Symptômes
La sécheresse ne donne pas seulement une sensation de « sec »
Elle peut provoquer des picotements, brûlures, démangeaisons, sensation de sable, fatigue visuelle, rougeur, intolérance aux lentilles, gêne au vent ou à la lumière et vision fluctuante qui s’améliore après un clignement.
Un œil sec peut aussi pleurer. Ce larmoiement réflexe est souvent déclenché par une irritation, mais les larmes produites ne restaurent pas toujours durablement la qualité du film lacrymal.
Comprendre
Pourquoi le film lacrymal devient-il instable ?
Les larmes forment une surface optique et protectrice. Leur stabilité dépend de leur volume, de leur composition, du clignement, des paupières et notamment des glandes de Meibomius, qui produisent la couche lipidique limitant l’évaporation.
Plusieurs facteurs peuvent se combiner
- dysfonction des glandes de Meibomius ou inflammation des paupières ;
- écrans et clignements moins fréquents ou incomplets ;
- air sec, chauffage, climatisation, vent ou pollution ;
- âge, variations hormonales, maladies générales ou auto-immunes ;
- certains médicaments, chirurgie oculaire ou port de lentilles ;
- hypersensibilité des nerfs de la surface oculaire dans certaines situations.
Les recommandations TFOS DEWS III privilégient une prise en charge fondée sur les mécanismes identifiés plutôt qu’une simple succession identique de traitements pour tous.
Examiner
Que cherche le bilan de surface oculaire ?
- Vos symptômes et leur contexte. Moment de la journée, écrans, environnement, lentilles, traitements, santé générale et impact sur les activités.
- La stabilité des larmes. Observation du film lacrymal et du temps pendant lequel il reste homogène entre deux clignements.
- La surface de l’œil.
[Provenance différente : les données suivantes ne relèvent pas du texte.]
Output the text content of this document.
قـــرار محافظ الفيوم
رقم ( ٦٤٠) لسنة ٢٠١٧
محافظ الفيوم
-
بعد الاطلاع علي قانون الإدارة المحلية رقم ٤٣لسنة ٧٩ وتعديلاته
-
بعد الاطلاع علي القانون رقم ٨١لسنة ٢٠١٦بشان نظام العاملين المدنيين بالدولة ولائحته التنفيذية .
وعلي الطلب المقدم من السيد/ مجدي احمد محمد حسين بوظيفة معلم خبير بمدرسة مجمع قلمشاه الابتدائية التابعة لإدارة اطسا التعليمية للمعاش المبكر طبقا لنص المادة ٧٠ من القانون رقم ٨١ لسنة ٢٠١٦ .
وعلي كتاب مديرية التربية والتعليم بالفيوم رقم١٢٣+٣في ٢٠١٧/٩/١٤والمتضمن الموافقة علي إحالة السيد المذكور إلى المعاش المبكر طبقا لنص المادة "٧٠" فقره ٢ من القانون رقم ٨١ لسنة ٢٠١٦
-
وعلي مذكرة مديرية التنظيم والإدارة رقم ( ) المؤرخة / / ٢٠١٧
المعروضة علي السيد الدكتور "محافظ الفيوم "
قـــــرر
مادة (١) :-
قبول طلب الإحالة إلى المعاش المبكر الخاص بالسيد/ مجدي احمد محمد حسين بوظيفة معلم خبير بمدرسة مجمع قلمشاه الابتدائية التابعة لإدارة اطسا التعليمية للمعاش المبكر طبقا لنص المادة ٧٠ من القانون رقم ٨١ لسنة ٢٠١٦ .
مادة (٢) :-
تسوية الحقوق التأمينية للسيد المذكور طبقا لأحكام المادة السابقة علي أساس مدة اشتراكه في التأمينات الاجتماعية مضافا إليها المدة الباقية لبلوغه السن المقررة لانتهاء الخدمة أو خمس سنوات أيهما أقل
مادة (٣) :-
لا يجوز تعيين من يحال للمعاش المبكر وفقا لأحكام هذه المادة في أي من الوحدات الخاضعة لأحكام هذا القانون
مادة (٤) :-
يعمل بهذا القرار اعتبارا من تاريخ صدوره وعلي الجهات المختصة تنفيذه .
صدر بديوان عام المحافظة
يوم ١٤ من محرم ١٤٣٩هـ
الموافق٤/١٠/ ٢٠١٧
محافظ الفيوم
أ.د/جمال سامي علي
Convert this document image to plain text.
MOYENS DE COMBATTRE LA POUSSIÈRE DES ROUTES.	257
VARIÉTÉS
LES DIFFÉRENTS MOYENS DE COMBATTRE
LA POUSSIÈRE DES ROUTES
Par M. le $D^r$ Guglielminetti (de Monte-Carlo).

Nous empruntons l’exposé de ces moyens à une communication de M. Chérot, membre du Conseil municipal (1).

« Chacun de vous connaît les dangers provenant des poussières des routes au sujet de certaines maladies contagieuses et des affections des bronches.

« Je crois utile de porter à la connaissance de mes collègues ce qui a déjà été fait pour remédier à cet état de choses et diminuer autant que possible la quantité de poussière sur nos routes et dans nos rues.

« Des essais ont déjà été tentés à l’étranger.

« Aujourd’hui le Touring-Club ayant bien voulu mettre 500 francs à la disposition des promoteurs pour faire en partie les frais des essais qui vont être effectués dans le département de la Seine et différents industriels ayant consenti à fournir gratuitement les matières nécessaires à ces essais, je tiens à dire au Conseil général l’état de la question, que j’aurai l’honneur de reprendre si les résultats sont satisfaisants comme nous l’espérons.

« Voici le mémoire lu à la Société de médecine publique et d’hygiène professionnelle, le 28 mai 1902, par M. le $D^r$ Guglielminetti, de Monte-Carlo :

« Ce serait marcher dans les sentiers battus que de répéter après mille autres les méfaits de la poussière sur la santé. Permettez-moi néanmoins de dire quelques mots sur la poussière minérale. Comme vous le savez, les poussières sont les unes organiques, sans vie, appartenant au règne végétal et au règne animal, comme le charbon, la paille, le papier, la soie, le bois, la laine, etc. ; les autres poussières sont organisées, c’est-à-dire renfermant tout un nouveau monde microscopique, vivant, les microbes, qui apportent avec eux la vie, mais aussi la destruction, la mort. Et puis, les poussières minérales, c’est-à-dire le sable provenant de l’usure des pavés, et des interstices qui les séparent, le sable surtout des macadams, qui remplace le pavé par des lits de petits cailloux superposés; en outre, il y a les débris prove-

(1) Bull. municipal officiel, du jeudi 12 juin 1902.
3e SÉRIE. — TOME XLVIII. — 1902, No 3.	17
Recherche, grâce à l’utilisation de colorants adaptés, de zones fragilisées et observation de la quantité de larmes.
- Les paupières et les glandes. Qualité du clignement, bord palpébral et aspect des sécrétions meibomiennes.
- Les facteurs associés. Correction, vision binoculaire, lentilles, environnement et signes nécessitant une orientation médicale.
Aucun test isolé ne résume la sécheresse oculaire. Le diagnostic repose sur la mise en relation de l’anamnèse, des symptômes et de plusieurs observations cliniques.
Personnaliser
Quelles prises en charge sont possibles ?
Le plan dépend des mécanismes et de leur sévérité. Il est expliqué, réévalué et ajusté dans le temps.
Habitudes et environnement
Pauses visuelles, clignements complets, position de l’écran, protection contre le vent, humidification de l’environnement et revue des produits utilisés peuvent réduire certains facteurs aggravants.
Restaurer et conserver les larmes
Des substituts lacrymaux choisis selon le profil, des gels ou d’autres moyens de conserver les larmes peuvent être utiles. « Une goutte pour les yeux secs » n’est pas une catégorie unique : composition, viscosité et conservateurs comptent.
Agir sur les paupières
Lorsque les glandes de Meibomius sont en cause, une hygiène palpébrale, des compresses chauffantes réalisées correctement ou des traitements professionnels ciblés peuvent être discutés.
Traiter l’inflammation ou une maladie associée
Les traitements anti-inflammatoires, antibiotiques, immunomodulateurs, bouchons lacrymaux ou procédures instrumentales répondent à des indications précises. Ils nécessitent une évaluation et, selon leur nature, une prescription ou un suivi ophtalmologique.
Dans certaines atteintes sévères de surface, une lentille sclérale peut être envisagée dans le cadre d’un parcours coordonné, mais elle n’est pas un traitement de première intention pour toute sécheresse.
Sécurité
Quand faut-il consulter rapidement ?
En cas de douleur importante, forte sensibilité à la lumière, baisse soudaine de vision, rougeur marquée d’un seul œil, écoulement, traumatisme, projection chimique ou symptômes survenant avec une lentille de contact.
Ces signes ne correspondent pas à une simple sécheresse jusqu’à preuve du contraire. En cas de projection chimique, rincez immédiatement et abondamment puis contactez les urgences.